Check Point afferma che DeepSeek è stato usato per realizzare un prototipo di ransomware basato sul browser

I ricercatori di Check Point affermano di aver trovato prove che DeepSeek è stato usato per generare un concept di malware nativo del browser, in grado di agire come un ransomware senza installare un...

I ricercatori di Check Point affermano di aver trovato prove che DeepSeek è stato usato per generare un concept di malware nativo del browser, in grado di agire come un ransomware senza installare un eseguibile tradizionale. L'azienda ha descritto il campione come incompleto, ma ha affermato che dimostra come i modelli linguistici di grandi dimensioni possano abbassare la barriera d'ingresso per gli attaccanti che vogliono sperimentare forme di abuso basate sul web.

Secondo il rapporto, nel corso dell'ultimo anno il team ha esaminato migliaia di file collegati a DeepSeek e ha classificato una parte significativa di essi come dannosa o rischiosa sulla base dei dati di VirusTotal e dell'analisi statica. Un campione si è distinto perché sembrava combinare diverse funzioni ostili in un'unica esca distribuita tramite browser.

Come funziona il concept dell'attacco

La tecnica si basa su funzionalità del browser come la File System Access API, che può consentire a un'app web di leggere e scrivere file locali dopo che l'utente ha concesso l'autorizzazione.
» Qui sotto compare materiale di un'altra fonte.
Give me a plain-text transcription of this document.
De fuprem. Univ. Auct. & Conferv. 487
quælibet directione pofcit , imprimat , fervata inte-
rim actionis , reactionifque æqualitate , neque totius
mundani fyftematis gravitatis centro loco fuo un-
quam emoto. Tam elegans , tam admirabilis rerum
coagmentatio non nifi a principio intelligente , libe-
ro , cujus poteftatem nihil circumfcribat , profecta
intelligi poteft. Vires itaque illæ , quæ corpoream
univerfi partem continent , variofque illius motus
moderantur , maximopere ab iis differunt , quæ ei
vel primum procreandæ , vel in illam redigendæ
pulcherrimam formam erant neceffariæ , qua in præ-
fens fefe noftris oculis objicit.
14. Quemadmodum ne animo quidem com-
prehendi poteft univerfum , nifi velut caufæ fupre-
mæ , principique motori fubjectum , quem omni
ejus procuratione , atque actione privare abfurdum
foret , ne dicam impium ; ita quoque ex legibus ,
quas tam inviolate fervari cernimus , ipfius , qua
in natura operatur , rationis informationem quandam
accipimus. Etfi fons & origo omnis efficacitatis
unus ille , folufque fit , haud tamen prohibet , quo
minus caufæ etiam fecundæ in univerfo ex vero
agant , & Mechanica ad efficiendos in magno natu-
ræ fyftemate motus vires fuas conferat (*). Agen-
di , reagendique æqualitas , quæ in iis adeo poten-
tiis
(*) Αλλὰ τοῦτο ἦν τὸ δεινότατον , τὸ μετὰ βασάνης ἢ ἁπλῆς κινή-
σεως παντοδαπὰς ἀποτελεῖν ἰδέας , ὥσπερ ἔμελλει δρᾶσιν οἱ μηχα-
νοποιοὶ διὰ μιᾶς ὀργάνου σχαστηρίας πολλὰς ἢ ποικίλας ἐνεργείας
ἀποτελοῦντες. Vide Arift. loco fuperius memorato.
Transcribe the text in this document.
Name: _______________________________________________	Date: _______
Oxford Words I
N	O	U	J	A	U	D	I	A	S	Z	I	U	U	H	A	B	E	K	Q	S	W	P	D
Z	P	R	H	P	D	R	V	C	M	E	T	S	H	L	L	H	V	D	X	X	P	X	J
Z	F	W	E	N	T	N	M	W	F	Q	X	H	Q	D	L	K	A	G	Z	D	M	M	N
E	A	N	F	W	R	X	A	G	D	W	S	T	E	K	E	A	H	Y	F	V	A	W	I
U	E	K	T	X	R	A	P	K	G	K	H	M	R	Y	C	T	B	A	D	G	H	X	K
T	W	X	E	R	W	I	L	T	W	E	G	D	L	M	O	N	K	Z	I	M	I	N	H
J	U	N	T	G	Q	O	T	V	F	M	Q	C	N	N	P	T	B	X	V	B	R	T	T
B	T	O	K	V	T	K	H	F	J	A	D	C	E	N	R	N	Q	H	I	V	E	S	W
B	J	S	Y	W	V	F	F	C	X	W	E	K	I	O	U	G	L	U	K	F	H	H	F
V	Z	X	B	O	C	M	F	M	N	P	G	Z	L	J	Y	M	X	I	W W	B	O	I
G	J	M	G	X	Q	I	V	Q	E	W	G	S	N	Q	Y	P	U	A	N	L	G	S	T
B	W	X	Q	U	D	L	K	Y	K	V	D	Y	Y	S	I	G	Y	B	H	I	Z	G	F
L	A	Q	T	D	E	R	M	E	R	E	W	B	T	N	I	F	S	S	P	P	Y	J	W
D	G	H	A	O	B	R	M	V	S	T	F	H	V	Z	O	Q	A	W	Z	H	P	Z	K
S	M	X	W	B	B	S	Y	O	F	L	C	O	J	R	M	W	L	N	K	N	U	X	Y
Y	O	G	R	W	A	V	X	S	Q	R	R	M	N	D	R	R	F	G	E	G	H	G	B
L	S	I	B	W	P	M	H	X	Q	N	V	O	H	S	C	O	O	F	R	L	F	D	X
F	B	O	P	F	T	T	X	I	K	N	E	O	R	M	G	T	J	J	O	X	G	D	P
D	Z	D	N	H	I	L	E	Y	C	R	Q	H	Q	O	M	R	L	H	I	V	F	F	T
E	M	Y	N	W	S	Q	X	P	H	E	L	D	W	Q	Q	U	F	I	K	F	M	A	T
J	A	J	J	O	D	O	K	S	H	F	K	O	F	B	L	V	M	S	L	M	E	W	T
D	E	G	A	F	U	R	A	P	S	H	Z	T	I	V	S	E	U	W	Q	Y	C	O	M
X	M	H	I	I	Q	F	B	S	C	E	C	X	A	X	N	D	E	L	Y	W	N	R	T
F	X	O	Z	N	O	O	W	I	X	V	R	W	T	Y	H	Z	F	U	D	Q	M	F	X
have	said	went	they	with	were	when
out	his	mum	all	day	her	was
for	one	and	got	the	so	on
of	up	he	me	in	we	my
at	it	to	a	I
I ricercatori di sicurezza hanno già osservato che questa capacità amplia la superficie di attacco del browser, sebbene sia utile per strumenti legittimi come editor e applicazioni di progettazione.

Nella sua analisi, Check Point ha rilevato che il codice generato da DeepSeek mirava a:

  • attirare la vittima con una falsa applicazione basata sul browser
  • richiedere l'accesso ai file locali
  • elaborare o cifrare i file all'interno del browser
  • raccogliere dati come credenziali, token di Discord e dati di pagamento
  • visualizzare una schermata in stile ransomware che richiedeva Bitcoin

I ricercatori hanno affermato che il campione non funzionava completamente così com'era e non era in grado di completare autonomamente una vera catena d'infezione nel mondo reale. Ciononostante, hanno sostenuto che sarebbero state necessarie solo modifiche limitate per trasformare il concept in un attacco funzionante.

Perché i difensori prestano attenzione

Check Point ha affermato di essere riuscita a produrre una proof of concept funzionante utilizzando una versione aggiornata di DeepSeek, dopo aver rimosso dal prompt riferimenti espliciti come “ransomware”. Secondo l'azienda, il risultato era comunque una pagina web in grado di convincere un utente a concedere l'accesso ai file e poi impedirgli di ripristinare il contenuto originale.

I ricercatori hanno avvertito che questo è un esempio di come l'IA possa aiutare gli attaccanti a trasformare rischi del browser già documentati in minacce più concrete. L'azienda ha affermato che attività di questo tipo potrebbero essere già in corso o potrebbero emergere nel prossimo futuro, mentre gli autori delle minacce continuano a sperimentare la generazione di malware guidata dai prompt.